Read, Write, Edit, Glob, Grep,
Bash(astra:*), Bash(lc:*), Bash(python:*), Bash(pip:*), Bash(git:*), Bash(mkdir:*), Bash(ls:*),
Agent, AskUserQuestion

Phases

Phase 1 — Scan & spec

The skill spawns an Explore subagent (Claude Code's general-purpose search agent) with /astra's Decisions criteria inlined into the prompt. The subagent returns a structured inventory:

  • Per script/notebook: file path, what it does, files it reads and writes, hardcoded analytical choices (with file:line, current value, what it controls), how it's invoked.
  • Project-level: dependency files, data files, any existing container setup.

The main agent keeps only the genuinely analytical choices (most hardcoded values are implementation details), drafts astra.yaml with recipe: blocks pointing at the existing scripts, and generates universes/baseline.yaml with defaults matching the current hardcoded values — so the first run reproduces existing behavior. astra validate astra.yaml then checks the spec, and the user reviews before Phase 2.

Phase 2 — Implement (parameterize)

The approach depends on the shape of each script:

  • Script with hardcoded values. Add or extend argparse; replace the hardcoded values with parsed args.
  • Notebook. Move the .ipynb to notebooks/ (kept as reference) and create a .py script that does the parameterized version. The recipe points at the new script.
  • Config-file-driven project. Write a thin wrapper that accepts ASTRA decision args, writes the config, and calls the original entry point. The user's config-driven code stays untouched.
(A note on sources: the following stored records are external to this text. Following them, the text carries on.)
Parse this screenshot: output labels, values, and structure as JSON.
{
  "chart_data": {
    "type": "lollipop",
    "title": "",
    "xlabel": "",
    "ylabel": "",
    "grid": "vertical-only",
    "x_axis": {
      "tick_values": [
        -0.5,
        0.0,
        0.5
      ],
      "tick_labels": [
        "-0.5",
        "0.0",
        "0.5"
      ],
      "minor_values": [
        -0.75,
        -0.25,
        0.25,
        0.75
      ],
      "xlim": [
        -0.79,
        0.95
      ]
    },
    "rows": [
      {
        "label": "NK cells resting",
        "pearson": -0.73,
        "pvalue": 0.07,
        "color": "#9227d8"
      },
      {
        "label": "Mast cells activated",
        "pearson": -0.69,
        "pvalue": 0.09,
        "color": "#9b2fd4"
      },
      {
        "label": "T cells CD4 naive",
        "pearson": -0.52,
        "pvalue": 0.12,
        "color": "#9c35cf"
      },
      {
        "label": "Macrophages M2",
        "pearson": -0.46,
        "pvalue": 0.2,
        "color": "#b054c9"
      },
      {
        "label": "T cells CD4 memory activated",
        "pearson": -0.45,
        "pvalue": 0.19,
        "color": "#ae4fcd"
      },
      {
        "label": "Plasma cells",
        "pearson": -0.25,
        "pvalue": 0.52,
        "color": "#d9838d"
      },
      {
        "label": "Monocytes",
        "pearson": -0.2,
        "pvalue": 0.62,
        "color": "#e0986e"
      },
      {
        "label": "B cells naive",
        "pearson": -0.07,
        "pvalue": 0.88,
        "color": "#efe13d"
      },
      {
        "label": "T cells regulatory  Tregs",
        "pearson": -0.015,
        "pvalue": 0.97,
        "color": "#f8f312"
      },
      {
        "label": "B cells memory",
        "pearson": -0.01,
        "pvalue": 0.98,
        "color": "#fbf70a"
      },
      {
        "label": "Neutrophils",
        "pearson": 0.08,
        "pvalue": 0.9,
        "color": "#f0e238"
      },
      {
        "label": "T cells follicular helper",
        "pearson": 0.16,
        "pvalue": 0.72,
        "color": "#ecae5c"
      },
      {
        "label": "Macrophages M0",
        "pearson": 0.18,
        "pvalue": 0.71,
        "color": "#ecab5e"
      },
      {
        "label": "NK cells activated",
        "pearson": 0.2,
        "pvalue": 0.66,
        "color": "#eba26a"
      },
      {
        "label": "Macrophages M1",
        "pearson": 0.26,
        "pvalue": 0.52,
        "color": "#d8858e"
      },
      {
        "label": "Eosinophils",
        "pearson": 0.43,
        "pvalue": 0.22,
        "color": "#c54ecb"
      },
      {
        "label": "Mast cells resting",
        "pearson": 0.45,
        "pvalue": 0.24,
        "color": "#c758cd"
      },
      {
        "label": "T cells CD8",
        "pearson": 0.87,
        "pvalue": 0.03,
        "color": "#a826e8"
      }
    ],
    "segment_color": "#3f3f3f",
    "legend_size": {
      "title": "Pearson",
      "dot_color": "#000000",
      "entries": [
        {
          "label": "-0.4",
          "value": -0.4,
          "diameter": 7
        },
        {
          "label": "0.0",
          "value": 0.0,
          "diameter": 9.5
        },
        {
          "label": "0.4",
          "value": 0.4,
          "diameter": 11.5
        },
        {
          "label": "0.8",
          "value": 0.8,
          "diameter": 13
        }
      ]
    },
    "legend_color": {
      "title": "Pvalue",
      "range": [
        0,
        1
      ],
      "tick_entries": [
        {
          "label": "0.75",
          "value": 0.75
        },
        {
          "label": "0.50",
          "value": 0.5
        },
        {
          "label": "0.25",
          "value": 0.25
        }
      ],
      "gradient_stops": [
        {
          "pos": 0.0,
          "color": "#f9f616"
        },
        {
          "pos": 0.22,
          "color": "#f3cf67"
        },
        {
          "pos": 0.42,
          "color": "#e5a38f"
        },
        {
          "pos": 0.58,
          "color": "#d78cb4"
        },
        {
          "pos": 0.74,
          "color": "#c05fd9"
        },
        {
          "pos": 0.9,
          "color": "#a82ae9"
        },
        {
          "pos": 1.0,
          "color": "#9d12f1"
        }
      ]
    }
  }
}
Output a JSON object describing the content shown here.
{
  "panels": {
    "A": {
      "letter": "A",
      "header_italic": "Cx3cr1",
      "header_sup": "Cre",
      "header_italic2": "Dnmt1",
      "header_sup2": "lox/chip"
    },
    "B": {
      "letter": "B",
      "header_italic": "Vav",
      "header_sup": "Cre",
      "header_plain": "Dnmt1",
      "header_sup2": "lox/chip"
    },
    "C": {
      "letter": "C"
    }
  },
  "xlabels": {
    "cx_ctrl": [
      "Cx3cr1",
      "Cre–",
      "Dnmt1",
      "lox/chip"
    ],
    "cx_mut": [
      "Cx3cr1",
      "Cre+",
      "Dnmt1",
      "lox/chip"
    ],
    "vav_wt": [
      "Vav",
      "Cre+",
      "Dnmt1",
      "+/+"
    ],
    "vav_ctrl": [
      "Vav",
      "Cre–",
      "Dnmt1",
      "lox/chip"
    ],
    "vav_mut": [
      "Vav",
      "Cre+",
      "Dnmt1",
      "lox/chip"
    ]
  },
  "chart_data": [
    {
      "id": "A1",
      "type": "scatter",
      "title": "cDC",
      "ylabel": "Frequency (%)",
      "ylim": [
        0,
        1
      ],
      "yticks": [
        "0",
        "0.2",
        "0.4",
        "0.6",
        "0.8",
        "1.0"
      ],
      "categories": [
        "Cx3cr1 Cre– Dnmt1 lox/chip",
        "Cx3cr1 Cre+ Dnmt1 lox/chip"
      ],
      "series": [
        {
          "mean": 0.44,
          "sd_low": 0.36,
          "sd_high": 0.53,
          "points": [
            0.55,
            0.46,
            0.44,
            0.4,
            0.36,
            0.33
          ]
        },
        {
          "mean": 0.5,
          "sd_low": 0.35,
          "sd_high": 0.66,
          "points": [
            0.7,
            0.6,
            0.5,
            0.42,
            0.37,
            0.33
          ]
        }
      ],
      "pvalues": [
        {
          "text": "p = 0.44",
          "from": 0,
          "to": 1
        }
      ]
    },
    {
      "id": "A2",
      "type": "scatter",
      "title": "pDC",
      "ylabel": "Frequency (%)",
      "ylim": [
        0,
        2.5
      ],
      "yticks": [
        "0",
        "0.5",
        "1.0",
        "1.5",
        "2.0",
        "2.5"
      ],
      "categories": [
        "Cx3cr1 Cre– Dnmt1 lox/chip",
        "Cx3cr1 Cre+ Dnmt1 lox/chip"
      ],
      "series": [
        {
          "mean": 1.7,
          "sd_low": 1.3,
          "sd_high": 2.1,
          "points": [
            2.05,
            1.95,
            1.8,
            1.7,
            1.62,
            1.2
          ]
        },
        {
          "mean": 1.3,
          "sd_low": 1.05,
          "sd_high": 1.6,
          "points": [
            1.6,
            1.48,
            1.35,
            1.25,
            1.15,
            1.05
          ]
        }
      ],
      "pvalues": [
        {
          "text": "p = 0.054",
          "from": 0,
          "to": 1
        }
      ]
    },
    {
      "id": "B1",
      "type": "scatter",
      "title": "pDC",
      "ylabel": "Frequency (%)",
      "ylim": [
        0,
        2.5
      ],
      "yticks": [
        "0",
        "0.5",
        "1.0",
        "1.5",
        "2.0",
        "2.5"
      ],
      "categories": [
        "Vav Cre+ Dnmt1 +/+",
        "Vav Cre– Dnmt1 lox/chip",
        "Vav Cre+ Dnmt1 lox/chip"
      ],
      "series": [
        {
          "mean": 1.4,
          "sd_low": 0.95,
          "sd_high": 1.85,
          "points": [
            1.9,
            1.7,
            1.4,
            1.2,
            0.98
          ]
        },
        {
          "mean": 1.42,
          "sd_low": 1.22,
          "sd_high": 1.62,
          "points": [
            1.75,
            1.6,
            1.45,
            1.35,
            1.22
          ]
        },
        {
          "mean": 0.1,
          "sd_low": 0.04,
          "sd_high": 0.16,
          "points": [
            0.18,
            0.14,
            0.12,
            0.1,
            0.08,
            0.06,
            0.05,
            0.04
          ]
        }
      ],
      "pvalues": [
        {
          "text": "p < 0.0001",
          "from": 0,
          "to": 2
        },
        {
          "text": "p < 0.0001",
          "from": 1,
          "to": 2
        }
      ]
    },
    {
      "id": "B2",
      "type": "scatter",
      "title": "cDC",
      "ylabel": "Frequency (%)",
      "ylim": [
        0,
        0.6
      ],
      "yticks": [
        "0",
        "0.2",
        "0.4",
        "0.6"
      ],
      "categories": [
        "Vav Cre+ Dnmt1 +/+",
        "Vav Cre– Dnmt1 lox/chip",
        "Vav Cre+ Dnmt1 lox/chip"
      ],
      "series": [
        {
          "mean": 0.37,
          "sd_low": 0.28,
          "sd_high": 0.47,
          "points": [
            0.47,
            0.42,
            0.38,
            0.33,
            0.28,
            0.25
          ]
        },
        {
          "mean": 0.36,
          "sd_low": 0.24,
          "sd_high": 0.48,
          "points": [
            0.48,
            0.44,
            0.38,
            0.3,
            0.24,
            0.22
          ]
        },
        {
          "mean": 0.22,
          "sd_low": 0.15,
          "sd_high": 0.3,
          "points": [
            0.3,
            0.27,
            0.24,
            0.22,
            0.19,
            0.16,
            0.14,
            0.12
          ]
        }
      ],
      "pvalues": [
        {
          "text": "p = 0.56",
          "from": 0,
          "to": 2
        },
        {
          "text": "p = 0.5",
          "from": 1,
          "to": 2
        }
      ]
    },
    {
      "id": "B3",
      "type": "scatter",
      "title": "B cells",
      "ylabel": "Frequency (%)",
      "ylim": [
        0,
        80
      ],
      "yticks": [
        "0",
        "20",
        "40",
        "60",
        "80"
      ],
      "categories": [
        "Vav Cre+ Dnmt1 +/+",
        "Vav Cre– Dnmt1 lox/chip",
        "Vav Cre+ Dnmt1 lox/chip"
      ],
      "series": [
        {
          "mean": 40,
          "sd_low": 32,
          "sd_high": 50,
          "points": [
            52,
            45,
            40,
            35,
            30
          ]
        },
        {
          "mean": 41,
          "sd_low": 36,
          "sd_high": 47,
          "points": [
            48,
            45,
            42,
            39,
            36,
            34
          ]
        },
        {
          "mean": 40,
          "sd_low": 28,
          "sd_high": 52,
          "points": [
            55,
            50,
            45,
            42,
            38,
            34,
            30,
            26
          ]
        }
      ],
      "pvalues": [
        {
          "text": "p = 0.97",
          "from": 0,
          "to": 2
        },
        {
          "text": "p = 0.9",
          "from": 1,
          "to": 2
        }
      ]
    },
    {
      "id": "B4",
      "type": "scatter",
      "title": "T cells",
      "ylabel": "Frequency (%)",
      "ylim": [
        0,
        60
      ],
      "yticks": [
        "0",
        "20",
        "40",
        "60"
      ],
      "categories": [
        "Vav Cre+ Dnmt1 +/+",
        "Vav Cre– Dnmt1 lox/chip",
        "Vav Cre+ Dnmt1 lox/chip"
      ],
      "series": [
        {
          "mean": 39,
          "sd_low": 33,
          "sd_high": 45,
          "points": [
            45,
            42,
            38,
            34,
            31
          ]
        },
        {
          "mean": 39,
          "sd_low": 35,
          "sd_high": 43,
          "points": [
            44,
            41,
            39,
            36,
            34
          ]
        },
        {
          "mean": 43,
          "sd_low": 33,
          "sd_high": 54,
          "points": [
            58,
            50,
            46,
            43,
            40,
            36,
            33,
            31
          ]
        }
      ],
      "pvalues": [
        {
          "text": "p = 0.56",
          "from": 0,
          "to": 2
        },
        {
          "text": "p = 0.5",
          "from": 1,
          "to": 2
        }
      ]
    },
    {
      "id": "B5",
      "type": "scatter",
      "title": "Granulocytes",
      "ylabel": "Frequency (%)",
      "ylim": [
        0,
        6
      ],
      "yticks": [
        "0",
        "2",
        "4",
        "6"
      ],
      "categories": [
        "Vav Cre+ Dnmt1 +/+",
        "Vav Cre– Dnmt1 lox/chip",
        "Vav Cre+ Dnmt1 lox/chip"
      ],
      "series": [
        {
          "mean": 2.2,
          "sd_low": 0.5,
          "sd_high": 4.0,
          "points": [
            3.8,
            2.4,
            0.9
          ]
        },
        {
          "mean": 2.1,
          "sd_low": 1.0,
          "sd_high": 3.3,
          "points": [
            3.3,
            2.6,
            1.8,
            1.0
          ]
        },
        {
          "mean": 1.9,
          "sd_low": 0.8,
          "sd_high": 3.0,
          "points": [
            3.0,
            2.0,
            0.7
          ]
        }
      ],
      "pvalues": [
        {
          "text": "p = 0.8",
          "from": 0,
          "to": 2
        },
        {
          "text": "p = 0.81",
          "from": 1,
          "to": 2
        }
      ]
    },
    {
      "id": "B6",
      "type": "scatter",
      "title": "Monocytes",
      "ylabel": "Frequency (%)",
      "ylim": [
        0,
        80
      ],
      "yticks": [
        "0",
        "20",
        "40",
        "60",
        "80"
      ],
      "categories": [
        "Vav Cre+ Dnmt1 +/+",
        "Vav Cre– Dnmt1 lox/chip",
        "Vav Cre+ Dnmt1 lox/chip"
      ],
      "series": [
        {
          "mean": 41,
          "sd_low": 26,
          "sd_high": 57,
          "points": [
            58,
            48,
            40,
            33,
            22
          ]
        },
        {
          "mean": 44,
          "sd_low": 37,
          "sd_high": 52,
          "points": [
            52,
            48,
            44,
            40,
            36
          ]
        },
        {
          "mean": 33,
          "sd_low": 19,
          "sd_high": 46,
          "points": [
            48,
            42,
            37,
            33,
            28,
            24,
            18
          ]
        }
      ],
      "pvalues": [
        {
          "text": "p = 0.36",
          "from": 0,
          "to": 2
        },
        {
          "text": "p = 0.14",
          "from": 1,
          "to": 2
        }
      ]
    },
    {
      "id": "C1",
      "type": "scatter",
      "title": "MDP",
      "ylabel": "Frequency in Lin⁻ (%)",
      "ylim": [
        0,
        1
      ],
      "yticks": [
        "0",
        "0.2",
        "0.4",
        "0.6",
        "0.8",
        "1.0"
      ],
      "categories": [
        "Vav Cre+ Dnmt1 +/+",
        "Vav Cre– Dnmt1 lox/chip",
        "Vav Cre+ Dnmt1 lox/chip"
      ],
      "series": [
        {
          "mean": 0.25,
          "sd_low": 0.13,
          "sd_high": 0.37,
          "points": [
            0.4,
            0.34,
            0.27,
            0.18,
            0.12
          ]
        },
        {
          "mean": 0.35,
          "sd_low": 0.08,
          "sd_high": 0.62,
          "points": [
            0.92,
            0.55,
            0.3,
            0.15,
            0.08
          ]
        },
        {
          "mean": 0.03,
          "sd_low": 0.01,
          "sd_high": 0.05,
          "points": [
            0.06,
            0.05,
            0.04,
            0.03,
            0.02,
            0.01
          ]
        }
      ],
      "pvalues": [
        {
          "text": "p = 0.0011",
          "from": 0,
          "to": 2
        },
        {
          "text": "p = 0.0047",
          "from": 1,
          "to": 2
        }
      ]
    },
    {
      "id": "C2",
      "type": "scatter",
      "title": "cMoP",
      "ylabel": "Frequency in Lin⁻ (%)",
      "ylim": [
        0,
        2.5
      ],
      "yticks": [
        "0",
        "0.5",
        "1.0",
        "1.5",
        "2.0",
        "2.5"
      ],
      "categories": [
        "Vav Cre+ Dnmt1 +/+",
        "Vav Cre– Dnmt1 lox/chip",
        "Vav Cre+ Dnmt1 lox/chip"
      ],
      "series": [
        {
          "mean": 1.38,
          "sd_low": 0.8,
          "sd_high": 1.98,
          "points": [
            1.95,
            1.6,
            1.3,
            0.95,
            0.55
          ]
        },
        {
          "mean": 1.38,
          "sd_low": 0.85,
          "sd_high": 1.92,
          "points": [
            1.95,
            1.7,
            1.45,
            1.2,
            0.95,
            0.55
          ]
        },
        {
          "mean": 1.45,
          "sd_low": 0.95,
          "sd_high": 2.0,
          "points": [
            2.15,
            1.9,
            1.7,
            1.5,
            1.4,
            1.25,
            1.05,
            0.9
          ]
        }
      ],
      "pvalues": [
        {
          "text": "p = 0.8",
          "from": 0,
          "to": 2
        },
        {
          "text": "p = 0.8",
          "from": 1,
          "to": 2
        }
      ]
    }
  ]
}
Hard conventions enforced by the prompt:

  • Decision IDs use underscores (outlier_sigma), and lightcone-cli passes them as --outlier_sigma. Argument parsing must match.
  • Each output is a directory, results/{universe}/{output_id}/. The recipe receives {output} as that directory; scripts write artifacts inside it ({output}/data.parquet).
  • Don't refactor, restructure, or "improve" existing code — parameter plumbing only.

Phase 3 — Run & debug

Run lc run --universe baseline, then iterate fixes until lc status shows every output ok. If the scan surfaced existing results elsewhere in the project, compare them against the new results/baseline/<output_id>/ to confirm the migration preserved behavior. Re-validate with astra validate astra.yaml and present the summary.

Hard rules

  • Minimal changes. No refactor, no rename, no reorganize.
  • Never guess. Read every script before claiming what it does.
  • Filter decisions aggressively. Most hardcoded values are implementation details, not decisions.
  • Preserve behavior. The baseline universe, with default values, must reproduce the original exactly.
  • /lc-new — for greenfield analyses.
  • After migration, run lc verify to confirm the spec is valid and the provenance chain is intact.